The Palestine Liberation Organization also had its headquarters in Tunis, from 1970s to 2003. In 1985, the PLO's headquarters was bombed by the Israeli Air Force, killing approximately 60 people.


The medina

The "Porte de France" or Sea Gate, Tunis
The "Porte de France" or Sea Gate, Tunis

The medina of Tunis has been a UNESCO World Heritage Site since 1979. The medina contains some 700 monuments, including palaces, mosques, mausoleums, madrasas and fountains dating from the Almohad and the Hafsid periods. These ancient buildings include

  • the Great Mosque (including the Muslim University and library)
  • Aghlabid Ez-Zitouna Mosque ("Mosque of the Olive") built in 723 by Obeid Allah Ibn-al-Habhab to celebrate the new capital.
  • the Dar-al-Bey, or Bey's Palace, comprises architecture and decoration from many different styles and periods and is believed to stand on the remains of a Roman theatre as well as the tenth century palace of Ziadib-Allah II al Aghlab.

Other landmarks

  • The Bardo Museum was originally a 13th century Hafsid palace, located in the (then) suburbs of Tunis. It contains a major collection of Roman empires and other antiquities of interest from Ancient Greece, Tunisia, and from the Arab period.
  • The ruins of Carthage are nearby, along the coast to the northeast, the old capital of the Carthaginian Empire, with many ancient ruins.
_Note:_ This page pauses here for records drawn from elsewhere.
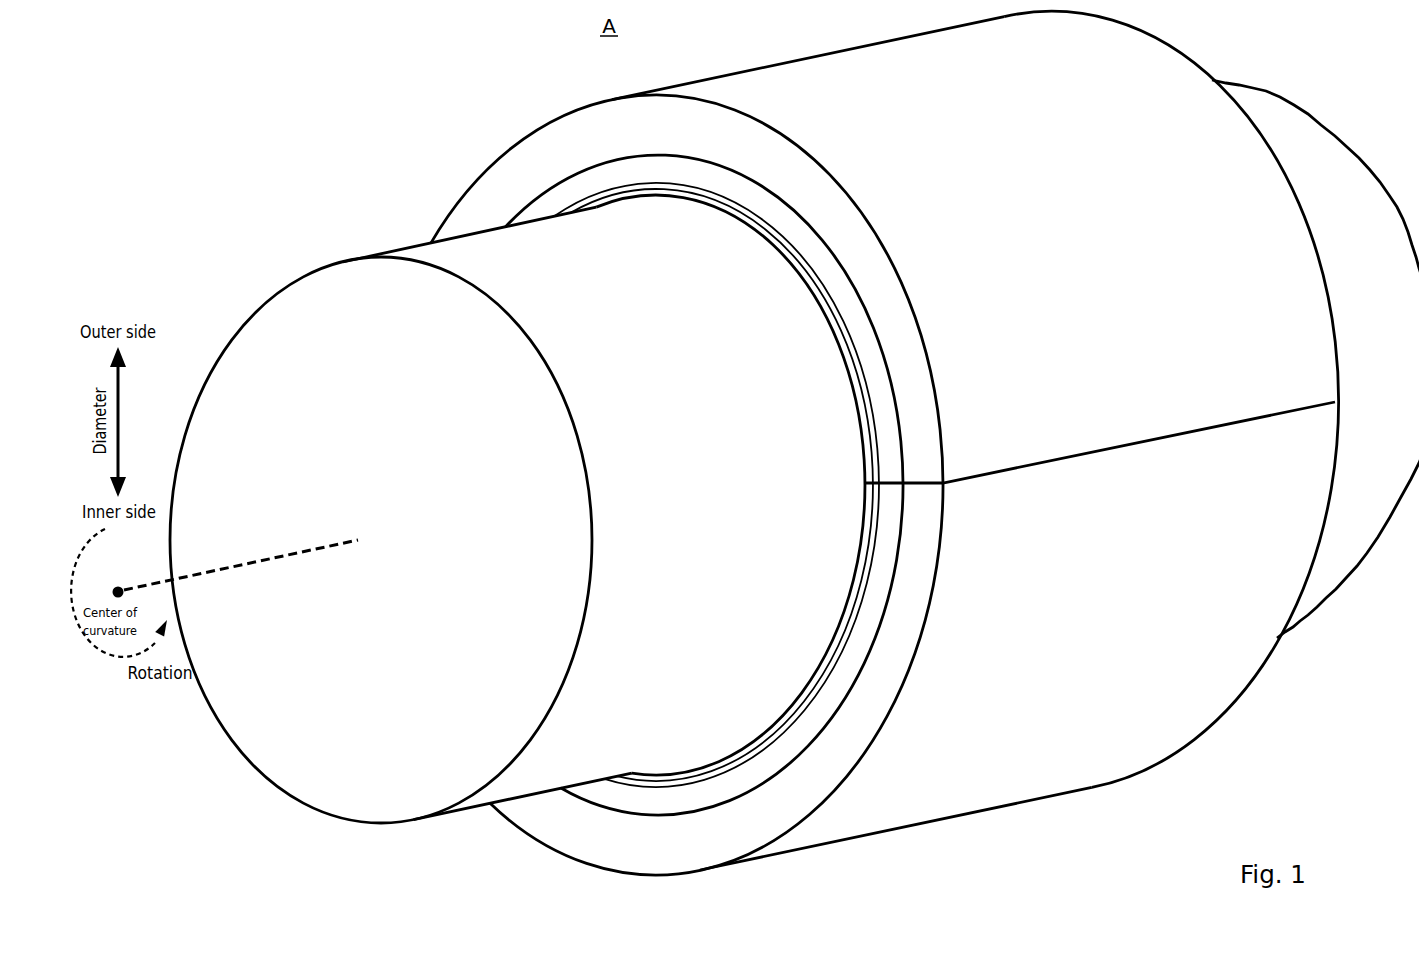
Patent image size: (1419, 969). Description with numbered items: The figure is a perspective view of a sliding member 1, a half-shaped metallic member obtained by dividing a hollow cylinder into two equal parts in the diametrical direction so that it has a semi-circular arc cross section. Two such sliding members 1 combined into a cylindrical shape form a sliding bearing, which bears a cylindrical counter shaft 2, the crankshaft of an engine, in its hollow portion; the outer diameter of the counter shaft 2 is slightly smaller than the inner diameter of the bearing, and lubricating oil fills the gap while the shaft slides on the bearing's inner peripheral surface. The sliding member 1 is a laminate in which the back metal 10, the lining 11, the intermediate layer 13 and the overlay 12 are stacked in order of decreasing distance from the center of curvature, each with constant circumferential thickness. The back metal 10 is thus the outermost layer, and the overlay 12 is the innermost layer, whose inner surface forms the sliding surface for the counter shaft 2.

The sliding member 1 is at (771, 66).
The counter shaft 2 is at (283, 289).
The back metal 10 is at (630, 121).
The lining 11 is at (613, 177).
The overlay 12 is at (610, 193).
The intermediate layer 13 is at (687, 190).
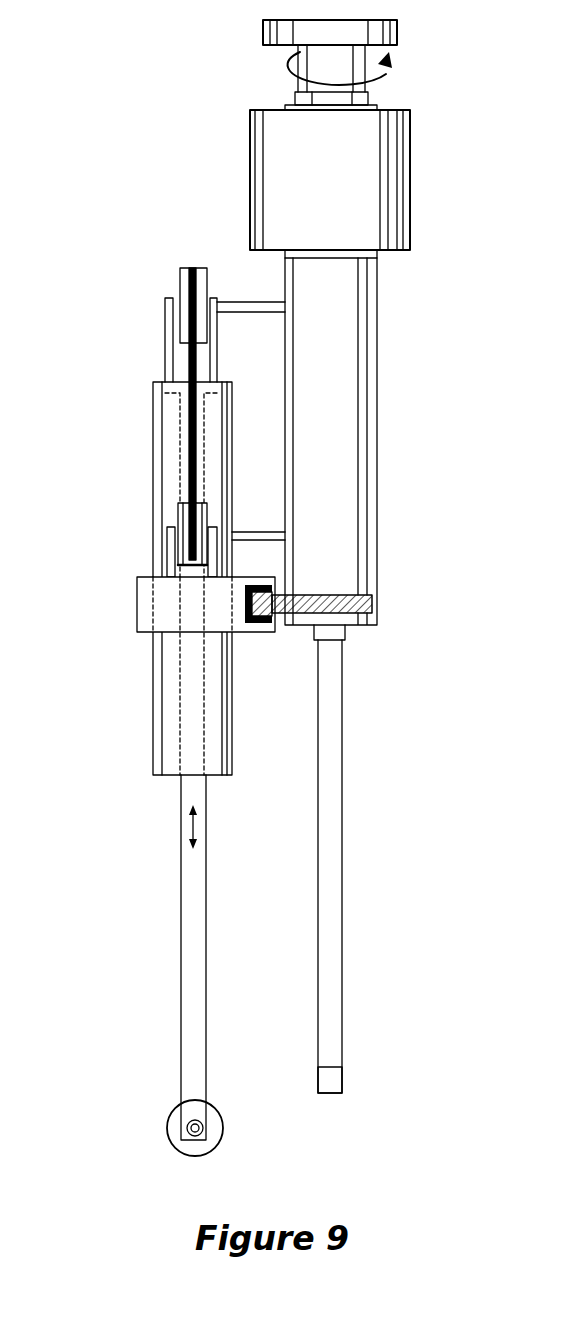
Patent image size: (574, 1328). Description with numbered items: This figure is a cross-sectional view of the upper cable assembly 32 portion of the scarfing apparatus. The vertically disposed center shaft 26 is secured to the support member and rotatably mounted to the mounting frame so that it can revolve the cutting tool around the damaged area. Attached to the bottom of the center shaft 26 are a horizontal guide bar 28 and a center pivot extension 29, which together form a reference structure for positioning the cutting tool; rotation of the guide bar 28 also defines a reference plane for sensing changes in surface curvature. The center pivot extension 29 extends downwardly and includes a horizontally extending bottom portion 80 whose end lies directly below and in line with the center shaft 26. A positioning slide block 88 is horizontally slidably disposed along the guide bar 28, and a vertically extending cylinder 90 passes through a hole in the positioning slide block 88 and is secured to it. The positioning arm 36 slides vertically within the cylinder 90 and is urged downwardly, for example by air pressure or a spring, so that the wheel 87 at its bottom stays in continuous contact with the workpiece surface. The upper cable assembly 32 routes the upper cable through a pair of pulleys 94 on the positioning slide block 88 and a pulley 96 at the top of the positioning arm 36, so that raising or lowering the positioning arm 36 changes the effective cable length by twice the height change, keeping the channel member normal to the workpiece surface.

The center shaft 26 is at (370, 293).
The horizontal guide bar 28 is at (373, 628).
The center pivot extension 29 is at (337, 887).
The upper cable assembly 32 is at (103, 309).
The positioning arm 36 is at (205, 913).
The horizontally extending bottom portion 80 is at (340, 1085).
The wheel 87 is at (218, 1118).
The positioning slide block 88 is at (143, 612).
The vertically extending cylinder 90 is at (160, 403).
The pair of pulleys 94 is at (187, 515).
The pulley 96 is at (185, 278).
Products include textiles, carpets, and olive oil. Tourism also provides a significant portion of the city's income.


Tunis is served by the Tunis-Carthage International Airport. The growing metropolitan area is served by an extensive network of public transportation including buses, an above-ground light rail system (le Metro), as well a regional train line (le TGM) that links the city centre to its closest northern suburbs. Multi-lane autoroutes surround the city and serve the increasing number of privately owned cars one encounters in Tunisia.

The Tunis area is served by the métro léger (Ar.: المترو الخفيف لمدينة تونس) and TGM (Tunis-Goulette-Marsa), as well as bus services, and is linked to other places in Tunisia by SNCFT, the national railways.

  • TRANSTU - Société des Transports de Tunis
  • OACA - Ministry of Transport (Airports)


Souks Market
Souks Market

Tunis is the site of the University of Tunis as well as Tunisia Private University.